14. Method according to any of the preceding claims, wherein the introduced nucleic acid directs the expression of at least an effective portion of one of the following: an intereucine; a leukemia inhibitory factor (LIF); a vascular endothelial development factor (VEGF); an epidermal development factor (EGF); an epidermal heparin binding development factor (HBEGF); factors I and II for the development of insulin binding (IGF-I and IGF-II); Amphiregulin; colony stimulation factor (CSF); tumor necrosis factor (TNF); hepatocyte development factor (HGF); and fibroblast development factor (FGF).

15. Method according to any of claims 1 to 12, wherein the introduced nucleic acid directs the expression of at least an effective portion of an antagonist of a cytokine or an antagonist of a growth factor.

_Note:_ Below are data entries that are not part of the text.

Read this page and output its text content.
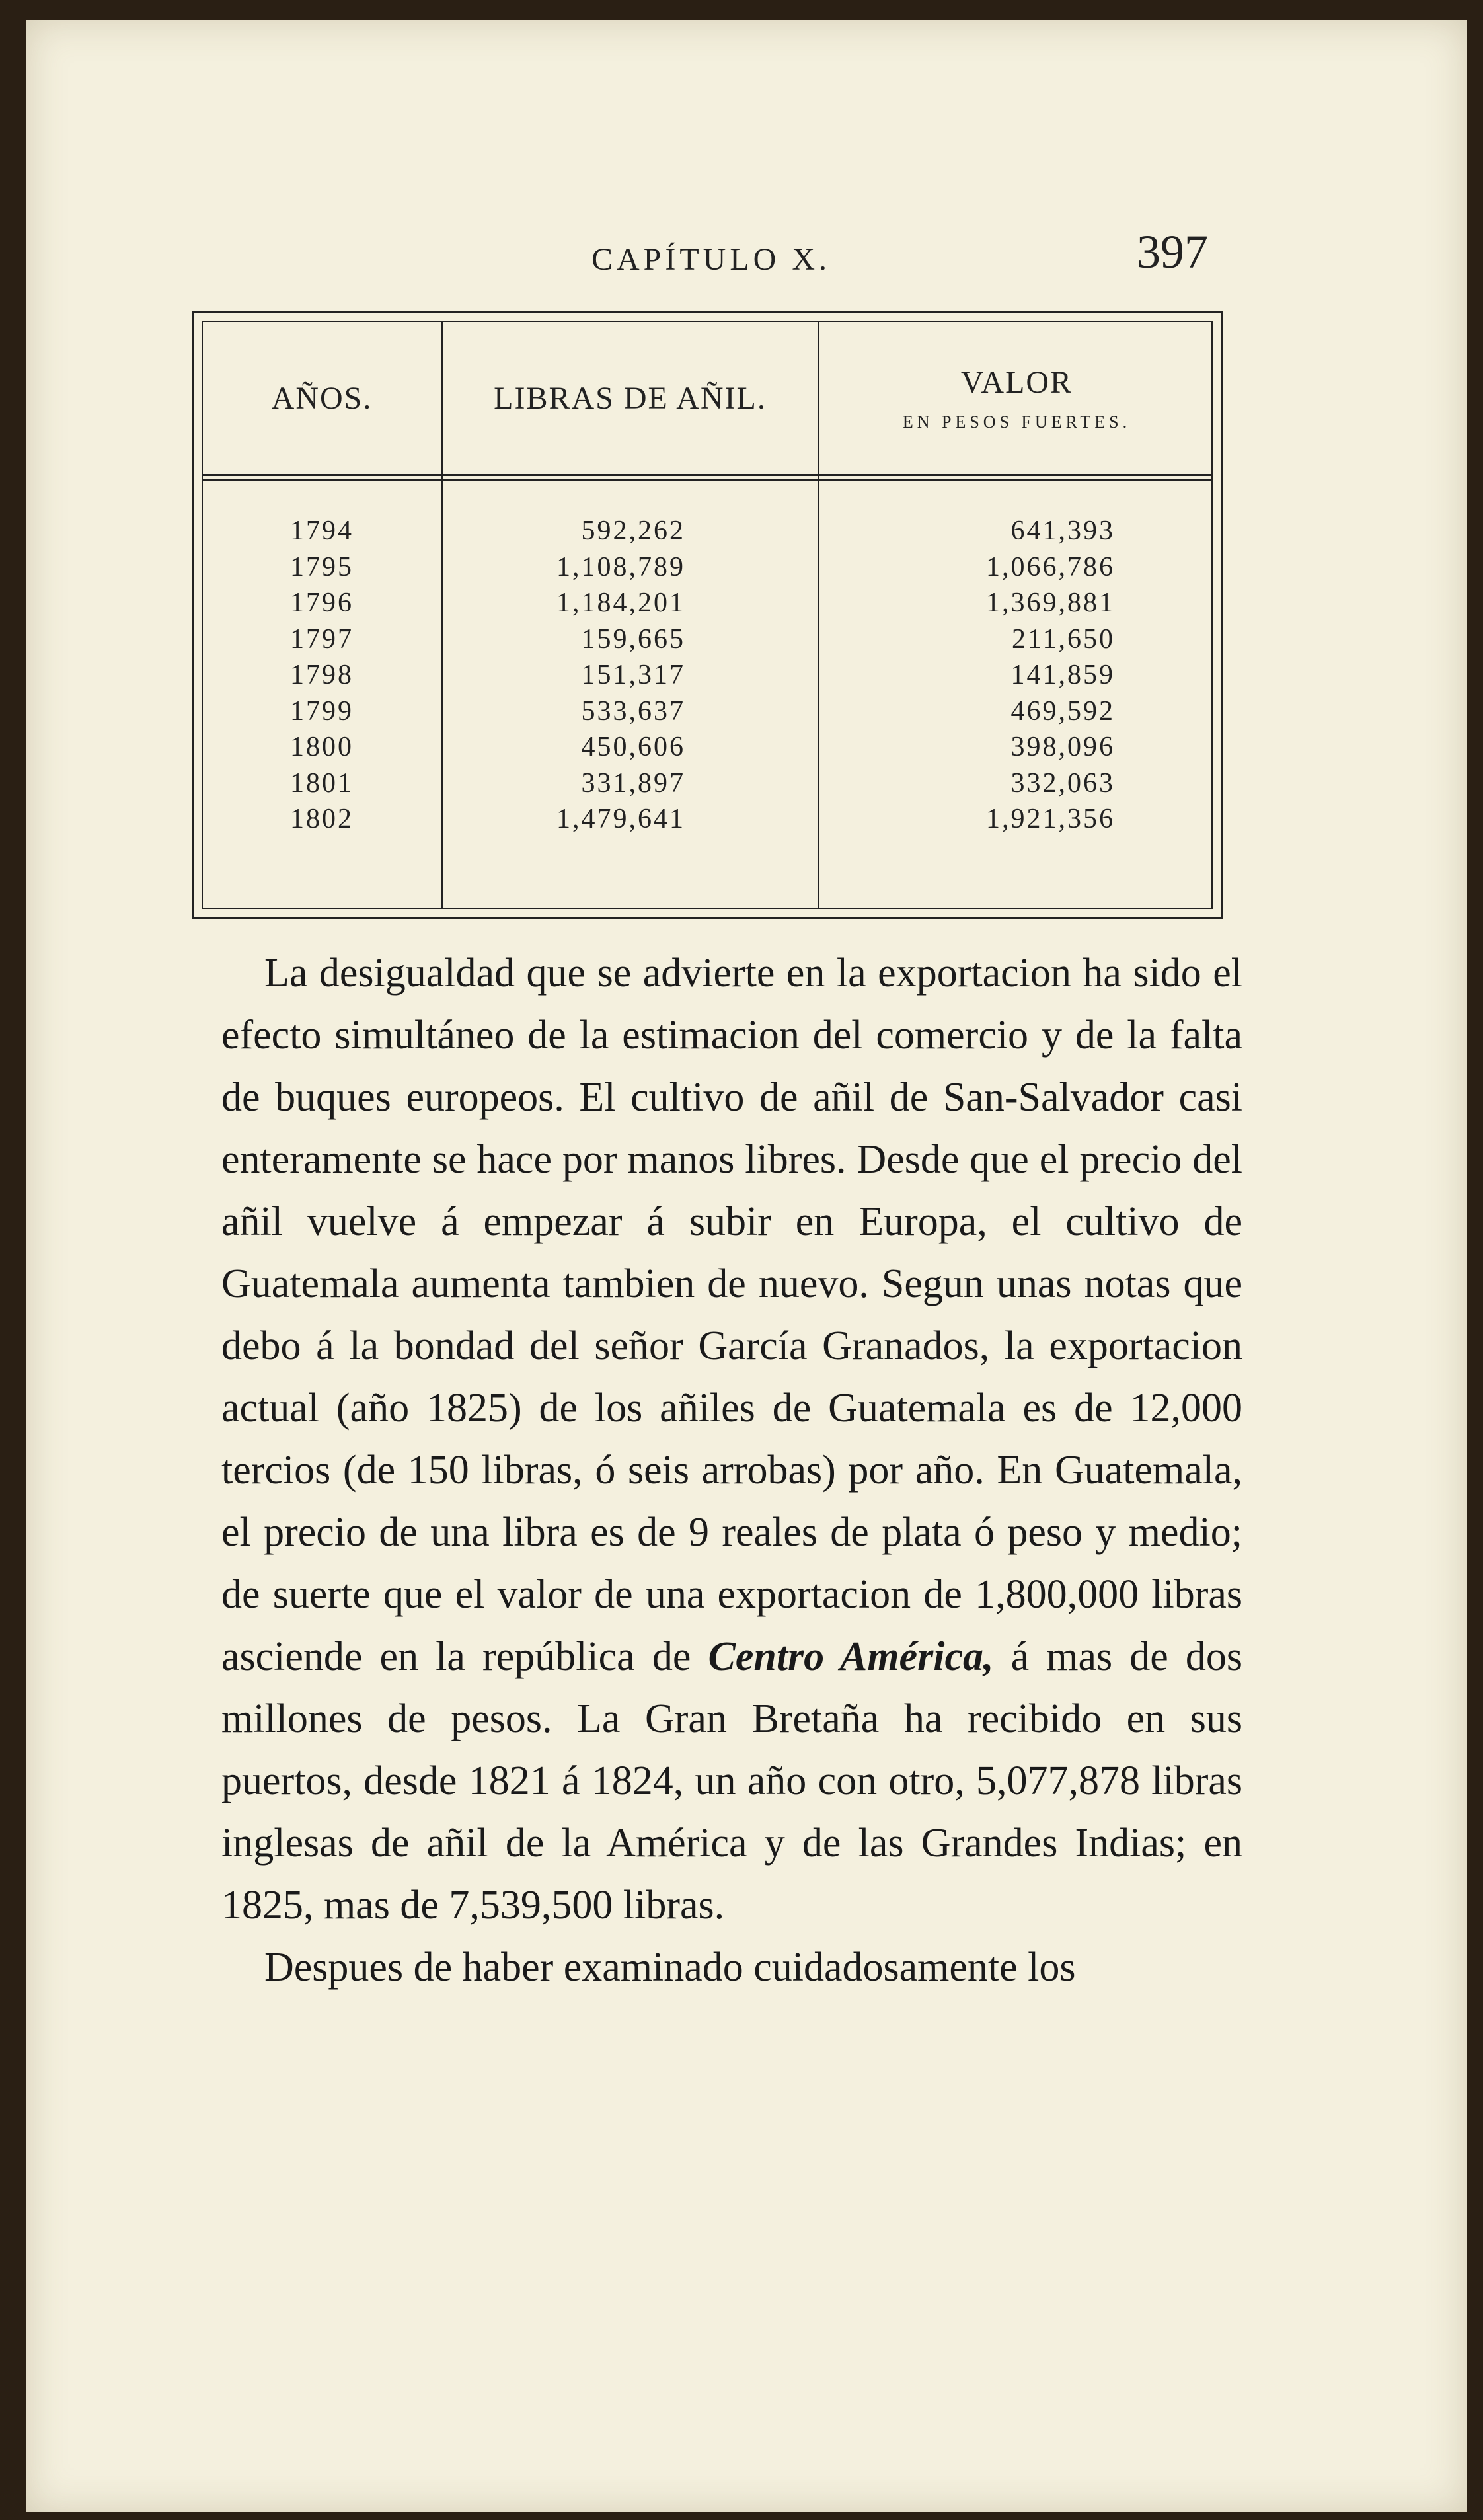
CAPÍTULO X.	397
AÑOS.	LIBRAS DE AÑIL.	VALOR
EN PESOS FUERTES.
1794	592,262	641,393
1795	1,108,789	1,066,786
1796	1,184,201	1,369,881
1797	159,665	211,650
1798	151,317	141,859
1799	533,637	469,592
1800	450,606	398,096
1801	331,897	332,063
1802	1,479,641	1,921,356

La desigualdad que se advierte en la exportacion ha sido el efecto simultáneo de la estimacion del comercio y de la falta de buques europeos. El cultivo de añil de San-Salvador casi enteramente se hace por manos libres. Desde que el precio del añil vuelve á empezar á subir en Europa, el cultivo de Guatemala aumenta tambien de nuevo. Segun unas notas que debo á la bondad del señor García Granados, la exportacion actual (año 1825) de los añiles de Guatemala es de 12,000 tercios (de 150 libras, ó seis arrobas) por año. En Guatemala, el precio de una libra es de 9 reales de plata ó peso y medio; de suerte que el valor de una exportacion de 1,800,000 libras asciende en la república de Centro América, á mas de dos millones de pesos. La Gran Bretaña ha recibido en sus puertos, desde 1821 á 1824, un año con otro, 5,077,878 libras inglesas de añil de la América y de las Grandes Indias; en 1825, mas de 7,539,500 libras.

Despues de haber examinado cuidadosamente los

16. Method according to claim 5, wherein the introduced nucleic acid directs the expression of interleukin-1 receptor antagonist or a soluble receptor for one of the following: transforming growth factor (TGF) a; fibroblast development factor (FGF); factor of development of derived platelets (PDGF); interleukin-6; vascular endothelial development factor (VBEGF); or a hepatocyte development factor ("Met" receptor).

17. - Method according to any of claims 1 to 12, wherein the introduced nucleic acid directs the expression in and / or the cell of at least an effective portion of a receptor for a developmental factor; a cytokine or a steroid hormone.

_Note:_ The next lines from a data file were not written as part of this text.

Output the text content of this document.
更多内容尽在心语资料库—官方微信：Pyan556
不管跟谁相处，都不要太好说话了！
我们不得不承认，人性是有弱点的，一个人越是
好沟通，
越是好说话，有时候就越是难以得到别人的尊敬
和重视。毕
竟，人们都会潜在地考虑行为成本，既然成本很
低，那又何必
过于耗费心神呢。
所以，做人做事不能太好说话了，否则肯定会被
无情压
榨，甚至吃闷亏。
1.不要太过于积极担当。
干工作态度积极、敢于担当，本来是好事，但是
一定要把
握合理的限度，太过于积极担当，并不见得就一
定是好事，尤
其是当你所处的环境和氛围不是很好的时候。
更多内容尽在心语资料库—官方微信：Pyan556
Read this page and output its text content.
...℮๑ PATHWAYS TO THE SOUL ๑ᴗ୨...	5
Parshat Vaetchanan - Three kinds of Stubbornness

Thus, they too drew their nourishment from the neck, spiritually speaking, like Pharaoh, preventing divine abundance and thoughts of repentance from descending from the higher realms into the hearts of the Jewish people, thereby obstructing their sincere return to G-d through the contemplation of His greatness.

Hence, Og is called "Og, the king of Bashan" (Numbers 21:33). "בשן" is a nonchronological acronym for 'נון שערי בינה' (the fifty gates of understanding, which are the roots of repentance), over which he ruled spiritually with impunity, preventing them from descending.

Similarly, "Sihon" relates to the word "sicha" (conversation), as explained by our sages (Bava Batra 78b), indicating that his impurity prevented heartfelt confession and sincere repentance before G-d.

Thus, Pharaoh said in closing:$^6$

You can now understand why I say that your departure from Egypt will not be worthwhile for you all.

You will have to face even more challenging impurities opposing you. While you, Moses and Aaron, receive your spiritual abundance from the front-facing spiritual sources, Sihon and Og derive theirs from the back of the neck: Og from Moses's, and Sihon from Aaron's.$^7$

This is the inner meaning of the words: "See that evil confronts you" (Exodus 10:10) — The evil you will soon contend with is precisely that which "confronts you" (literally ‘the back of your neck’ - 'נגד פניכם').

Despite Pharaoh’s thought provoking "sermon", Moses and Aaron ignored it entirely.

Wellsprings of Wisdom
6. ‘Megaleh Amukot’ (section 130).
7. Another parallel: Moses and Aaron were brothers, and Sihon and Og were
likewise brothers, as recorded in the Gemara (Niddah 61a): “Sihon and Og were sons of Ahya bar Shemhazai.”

18. The method according to claim 17, wherein the introduced nucleic acid sequence directs the expression of at least an effective portion of a receptor for one of the following: EGF; Transformation development factor (TGF) a; or VEGF.

19. Method according to any of claims 1 to 12, wherein the introduced nucleic acid directs the expression of at least an effective portion of a polypeptide having a local immunological effect.

20. Method according to claim 19, wherein the introduced nucleic acid directs the expression of at least an effective portion of an antigen of a pathogen.

21. The method according to claim 19 or 20, wherein the introduced nucleic acid directs the expression of at least an immunogenic portion of a polypeptide of one of the following: HIV; papilloma virus, Chlamydia or N.gonorrhoea.

22. Method according to claim 19, wherein the introduced nucleic acid directs the expression of an immunoglobulin or an effective portion thereof.

23. A composition comprising a nucleic acid for use in the method of any of the preceding clauses.

24. Use of a composition comprising nucleic acid, according to any of clauses 1 to 22.

25. - Use of a composition comprising nucleic acid in the preparation of a substance for altering one or more characteristics of at least some of the cells of the reproductive tract of a female mammal. 26.- Method for preparing a composition for use in the method of any of claims 1 to 22, this method comprises mixing a nucleic acid with a physiologically acceptable carrier substance. SUMMARY A method for altering one or more characteristics of at least some of the cells of the reproductive tract of a female mammal is described by introducing a nucleic acid into the cells, together with a composition comprising nucleic acid for use in the method.